Dans :Apelle et Alexandre(Lien)
, « De la vanité de la Renommée » (numéro ch. VII) , p. 207-208
En toutes les Sciences, en tous les Arts, et en toutes les actions publiques, les hommes se sont tousiours peinez d’en acquerir la perfection, l’un à l’envy de l’autre. Aristote en sa profession, a disputé la pomme avec tous ses compagnons, et pas un ne l’a emportee, parce qu’elle sert de prix à une gloire qui ne se peut iamais acquerir. Apelles a paru en lice aussi bien que Zeusis pour la peinture, et tous deux veritablement ont fait des merveilles à representer leurs defauts ; Iugez de quelle nature peut estre leur renommee. Lisipe et Phidias ont relevé aussi en bosse leurs imperfections, et en ont laissé le relief, afin que la memoire endure tousiours. Ce n’est pas que leurs ouvrages ne soient admirables : mais non pas iusques au point de meriter la gloire de cette renommee qu’ils cherchoient. Ie n’aurois iamais fait, si ie voulois mettre en avant le nom de tous ceux qui les premiers ont animé les inventions que nous avons de toute sorte d’arts. Mais quoy que leurs apprentifs mettent tous les iours en œuvre, la renommee de ces grands maistres, c’est tousiours un feu estaint, dont les cendres seulement demeurent, ne pouvant prendre une forme plus vile, et plus abiecte.

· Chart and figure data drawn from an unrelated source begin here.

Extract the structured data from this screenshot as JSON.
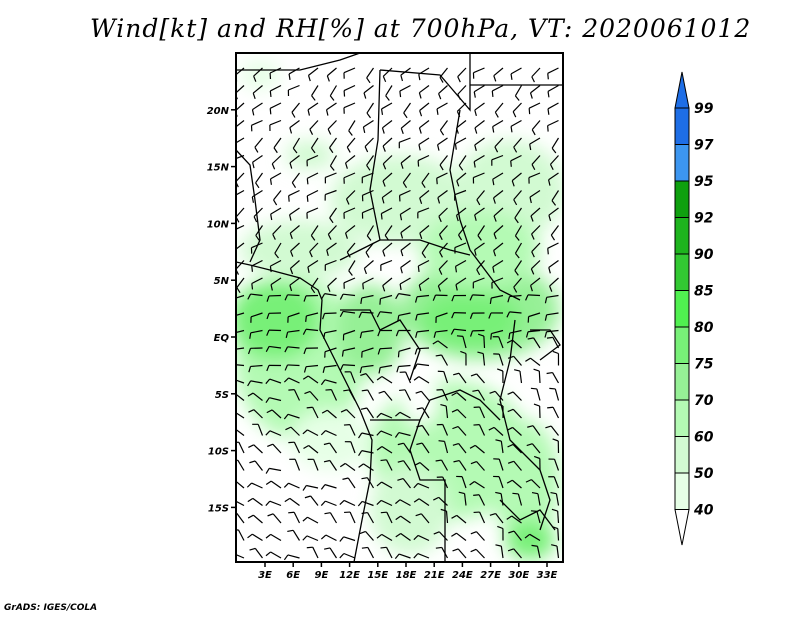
{
  "title": "Wind[kt] and RH[%] at 700hPa, VT: 2020061012",
  "credit": "GrADS: IGES/COLA",
  "lat_labels": [
    "20N",
    "15N",
    "10N",
    "5N",
    "EQ",
    "5S",
    "10S",
    "15S"
  ],
  "lat_values": [
    20,
    15,
    10,
    5,
    0,
    -5,
    -10,
    -15
  ],
  "lon_labels": [
    "3E",
    "6E",
    "9E",
    "12E",
    "15E",
    "18E",
    "21E",
    "24E",
    "27E",
    "30E",
    "33E"
  ],
  "lon_values": [
    3,
    6,
    9,
    12,
    15,
    18,
    21,
    24,
    27,
    30,
    33
  ],
  "colorbar": {
    "labels": [
      "99",
      "97",
      "95",
      "92",
      "90",
      "85",
      "80",
      "75",
      "70",
      "60",
      "50",
      "40"
    ],
    "colors_top_to_bottom": [
      "#1e6ee6",
      "#3c96f0",
      "#0fa00f",
      "#1eb41e",
      "#32c832",
      "#50f050",
      "#78f078",
      "#96f096",
      "#b4fab4",
      "#d2fad2",
      "#e6ffe6"
    ],
    "over_color": "#1e6ee6",
    "under_color": "#ffffff"
  }
}
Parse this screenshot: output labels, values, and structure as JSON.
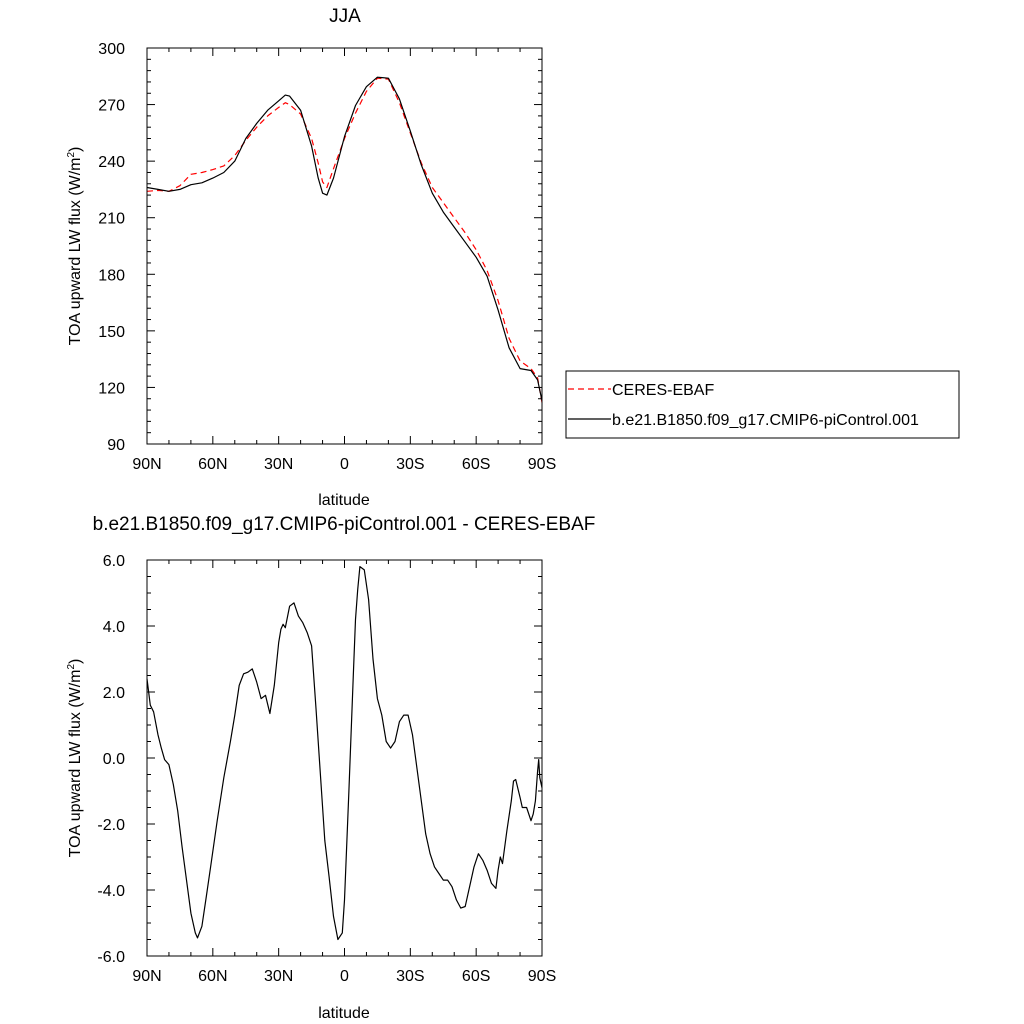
{
  "chart_data": [
    {
      "type": "line",
      "title": "JJA",
      "xlabel": "latitude",
      "ylabel": "TOA upward LW flux (W/m",
      "ylabel_sup": "2",
      "ylabel_close": ")",
      "xlim": [
        90,
        -90
      ],
      "ylim": [
        90,
        300
      ],
      "xticks": [
        90,
        60,
        30,
        0,
        -30,
        -60,
        -90
      ],
      "xtick_labels": [
        "90N",
        "60N",
        "30N",
        "0",
        "30S",
        "60S",
        "90S"
      ],
      "yticks": [
        90,
        120,
        150,
        180,
        210,
        240,
        270,
        300
      ],
      "ytick_labels": [
        "90",
        "120",
        "150",
        "180",
        "210",
        "240",
        "270",
        "300"
      ],
      "legend": "outside-right",
      "grid": false,
      "series": [
        {
          "name": "CERES-EBAF",
          "color": "#ff0000",
          "dash": true,
          "x": [
            90,
            85,
            80,
            75,
            70,
            65,
            60,
            55,
            50,
            45,
            40,
            35,
            30,
            27,
            25,
            20,
            15,
            12,
            10,
            8,
            5,
            0,
            -5,
            -10,
            -15,
            -20,
            -25,
            -30,
            -35,
            -40,
            -45,
            -50,
            -55,
            -60,
            -65,
            -70,
            -75,
            -80,
            -85,
            -88,
            -90
          ],
          "values": [
            224,
            224.5,
            224,
            227,
            233,
            234,
            235.5,
            237.5,
            243,
            251,
            258,
            264,
            268.5,
            271,
            270,
            265,
            252,
            239,
            229,
            226,
            236,
            252,
            265.5,
            277,
            284,
            283.5,
            271,
            255,
            239,
            226,
            218,
            210,
            202,
            193,
            182,
            166,
            146,
            134,
            130,
            125,
            112
          ]
        },
        {
          "name": "b.e21.B1850.f09_g17.CMIP6-piControl.001",
          "color": "#000000",
          "dash": false,
          "x": [
            90,
            85,
            80,
            75,
            70,
            65,
            60,
            55,
            50,
            45,
            40,
            35,
            30,
            27,
            25,
            20,
            15,
            12,
            10,
            8,
            5,
            0,
            -5,
            -10,
            -15,
            -20,
            -25,
            -30,
            -35,
            -40,
            -45,
            -50,
            -55,
            -60,
            -65,
            -70,
            -75,
            -80,
            -85,
            -88,
            -90
          ],
          "values": [
            226,
            225,
            224,
            225,
            227.5,
            228.5,
            231,
            234,
            240,
            252,
            260,
            267,
            272,
            275,
            274.5,
            267,
            248,
            231,
            223,
            222,
            231,
            253,
            269.5,
            279.5,
            284.5,
            284,
            273,
            256,
            238,
            223,
            213,
            205,
            197,
            189,
            179,
            161,
            141,
            130,
            129,
            124,
            113
          ]
        }
      ]
    },
    {
      "type": "line",
      "title": "b.e21.B1850.f09_g17.CMIP6-piControl.001 - CERES-EBAF",
      "xlabel": "latitude",
      "ylabel": "TOA upward LW flux (W/m",
      "ylabel_sup": "2",
      "ylabel_close": ")",
      "xlim": [
        90,
        -90
      ],
      "ylim": [
        -6,
        6
      ],
      "xticks": [
        90,
        60,
        30,
        0,
        -30,
        -60,
        -90
      ],
      "xtick_labels": [
        "90N",
        "60N",
        "30N",
        "0",
        "30S",
        "60S",
        "90S"
      ],
      "yticks": [
        -6,
        -4,
        -2,
        0,
        2,
        4,
        6
      ],
      "ytick_labels": [
        "-6.0",
        "-4.0",
        "-2.0",
        "0.0",
        "2.0",
        "4.0",
        "6.0"
      ],
      "grid": false,
      "series": [
        {
          "color": "#000000",
          "dash": false,
          "x": [
            90,
            88.5,
            87,
            85,
            83.5,
            82,
            80,
            78,
            76,
            74,
            72,
            70,
            68,
            67,
            65,
            63,
            61,
            58,
            55,
            52,
            50,
            48,
            46,
            44,
            42,
            40,
            38,
            36,
            34,
            32,
            30,
            29,
            28,
            27,
            25,
            23,
            21,
            19,
            17,
            15,
            13,
            11,
            9,
            7,
            5,
            3,
            1,
            0,
            -2,
            -4,
            -5,
            -6,
            -7,
            -9,
            -11,
            -13,
            -15,
            -17,
            -19,
            -21,
            -23,
            -25,
            -27,
            -29,
            -31,
            -33,
            -35,
            -37,
            -39,
            -41,
            -43,
            -45,
            -47,
            -49,
            -51,
            -53,
            -55,
            -57,
            -59,
            -61,
            -63,
            -65,
            -67,
            -69,
            -70,
            -71,
            -72,
            -74,
            -76,
            -77,
            -78,
            -80,
            -81,
            -83,
            -85,
            -86,
            -87,
            -88,
            -88.5,
            -89,
            -90
          ],
          "values": [
            2.4,
            1.6,
            1.4,
            0.7,
            0.3,
            -0.05,
            -0.2,
            -0.8,
            -1.6,
            -2.7,
            -3.7,
            -4.7,
            -5.3,
            -5.45,
            -5.1,
            -4.2,
            -3.3,
            -1.9,
            -0.6,
            0.5,
            1.3,
            2.2,
            2.55,
            2.6,
            2.7,
            2.3,
            1.8,
            1.9,
            1.35,
            2.2,
            3.5,
            3.9,
            4.05,
            3.95,
            4.6,
            4.7,
            4.3,
            4.1,
            3.8,
            3.4,
            1.5,
            -0.5,
            -2.5,
            -3.6,
            -4.8,
            -5.5,
            -5.3,
            -4.3,
            -1.0,
            2.5,
            4.2,
            5.1,
            5.8,
            5.7,
            4.8,
            3.0,
            1.8,
            1.3,
            0.5,
            0.3,
            0.5,
            1.1,
            1.3,
            1.3,
            0.7,
            -0.3,
            -1.3,
            -2.3,
            -2.9,
            -3.3,
            -3.5,
            -3.7,
            -3.7,
            -3.9,
            -4.3,
            -4.55,
            -4.5,
            -3.9,
            -3.3,
            -2.9,
            -3.1,
            -3.4,
            -3.8,
            -3.95,
            -3.4,
            -3.0,
            -3.2,
            -2.2,
            -1.3,
            -0.7,
            -0.65,
            -1.2,
            -1.5,
            -1.5,
            -1.9,
            -1.7,
            -1.3,
            -0.4,
            -0.05,
            -0.6,
            -0.9
          ]
        }
      ]
    }
  ]
}
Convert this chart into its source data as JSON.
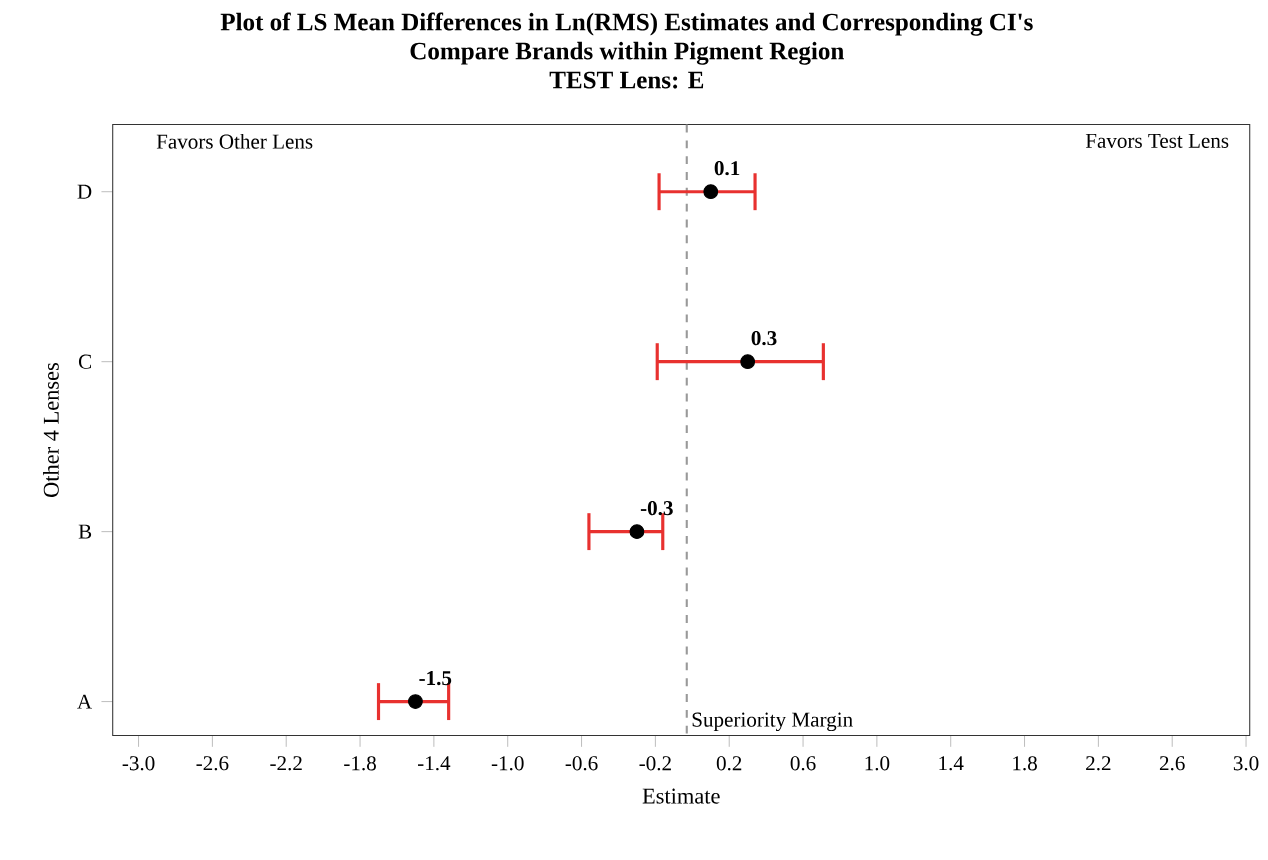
{
  "chart_data": {
    "type": "scatter",
    "orientation": "horizontal",
    "title": "Plot of LS Mean Differences in Ln(RMS) Estimates and Corresponding CI's",
    "subtitle": "Compare Brands within Pigment Region",
    "annotations": [
      "TEST Lens: E",
      "Favors Other Lens",
      "Favors Test Lens"
    ],
    "xlabel": "Estimate",
    "ylabel": "Other 4 Lenses",
    "categories": [
      "D",
      "C",
      "B",
      "A"
    ],
    "values": [
      0.1,
      0.3,
      -0.3,
      -1.5
    ],
    "errors": [
      [
        -0.18,
        0.34
      ],
      [
        -0.19,
        0.71
      ],
      [
        -0.56,
        -0.16
      ],
      [
        -1.7,
        -1.32
      ]
    ],
    "color": "#000000",
    "marker": "circle",
    "data_labels": true,
    "grid": false,
    "xlim": [
      -3.14,
      3.02
    ],
    "xticks": [
      {
        "value": -3.0,
        "label": "-3.0"
      },
      {
        "value": -2.6,
        "label": "-2.6"
      },
      {
        "value": -2.2,
        "label": "-2.2"
      },
      {
        "value": -1.8,
        "label": "-1.8"
      },
      {
        "value": -1.4,
        "label": "-1.4"
      },
      {
        "value": -1.0,
        "label": "-1.0"
      },
      {
        "value": -0.6,
        "label": "-0.6"
      },
      {
        "value": -0.2,
        "label": "-0.2"
      },
      {
        "value": 0.2,
        "label": "0.2"
      },
      {
        "value": 0.6,
        "label": "0.6"
      },
      {
        "value": 1.0,
        "label": "1.0"
      },
      {
        "value": 1.4,
        "label": "1.4"
      },
      {
        "value": 1.8,
        "label": "1.8"
      },
      {
        "value": 2.2,
        "label": "2.2"
      },
      {
        "value": 2.6,
        "label": "2.6"
      },
      {
        "value": 3.0,
        "label": "3.0"
      }
    ],
    "ref_lines": [
      {
        "axis": "x",
        "value": -0.03,
        "label": "Superiority Margin",
        "color": "#999999",
        "line_style": "dashed"
      }
    ]
  }
}
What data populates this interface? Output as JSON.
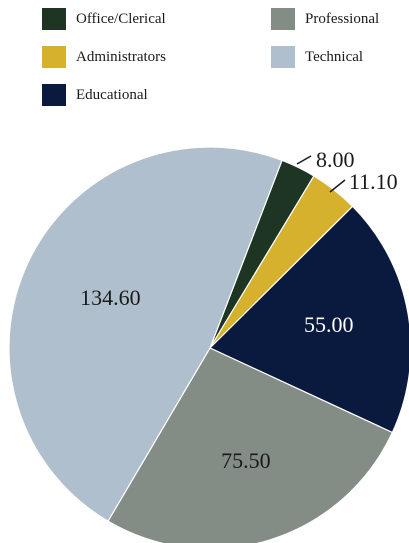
{
  "chart_data": {
    "type": "pie",
    "legend_position": "top",
    "slices": [
      {
        "label": "Office/Clerical",
        "value": 8.0,
        "value_label": "8.00",
        "color": "#1d3522",
        "label_color": "#1a1a1a"
      },
      {
        "label": "Administrators",
        "value": 11.1,
        "value_label": "11.10",
        "color": "#d6b12e",
        "label_color": "#1a1a1a"
      },
      {
        "label": "Educational",
        "value": 55.0,
        "value_label": "55.00",
        "color": "#0a1a3f",
        "label_color": "#ffffff"
      },
      {
        "label": "Professional",
        "value": 75.5,
        "value_label": "75.50",
        "color": "#838c85",
        "label_color": "#1a1a1a"
      },
      {
        "label": "Technical",
        "value": 134.6,
        "value_label": "134.60",
        "color": "#b0bfce",
        "label_color": "#1a1a1a"
      }
    ]
  }
}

Dans :Zeuxis et Parrhasios : les raisins et le rideau(Lien)
, « De la vanité de la beauté » (numéro ch. XIII) , p. 488-489
Puis que ie suis d’humeur de dire la verité, ie ne veux rien celer, il n’y a jamais eu de beauté sans deffaut, fors que celle de la Vierge, mais c’estoit aussi un chef-d’œuvre, où Dieu avoit mis la main, puisque ce devoit estre le premier berceau, où il devoit reposer. Parlons seullement des ouvrages de la Nature, elle n’en a jamais fait, qu’il n’y ait quelque chose à dire. D’où vient que ce grand Peintre, dans le dessein qu’il eut de representer, selon sa fantaisie, la belle Heleine, fit un triage des plus belles filles de la ville, et de chacune son pinceau en desroba quelque chose. Tellement que d’un grand nombre de beaux visages, il n’en fit qu’un. Ce qui nous presche l’impuissance de la Nature, à former une Beauté sans deffaut.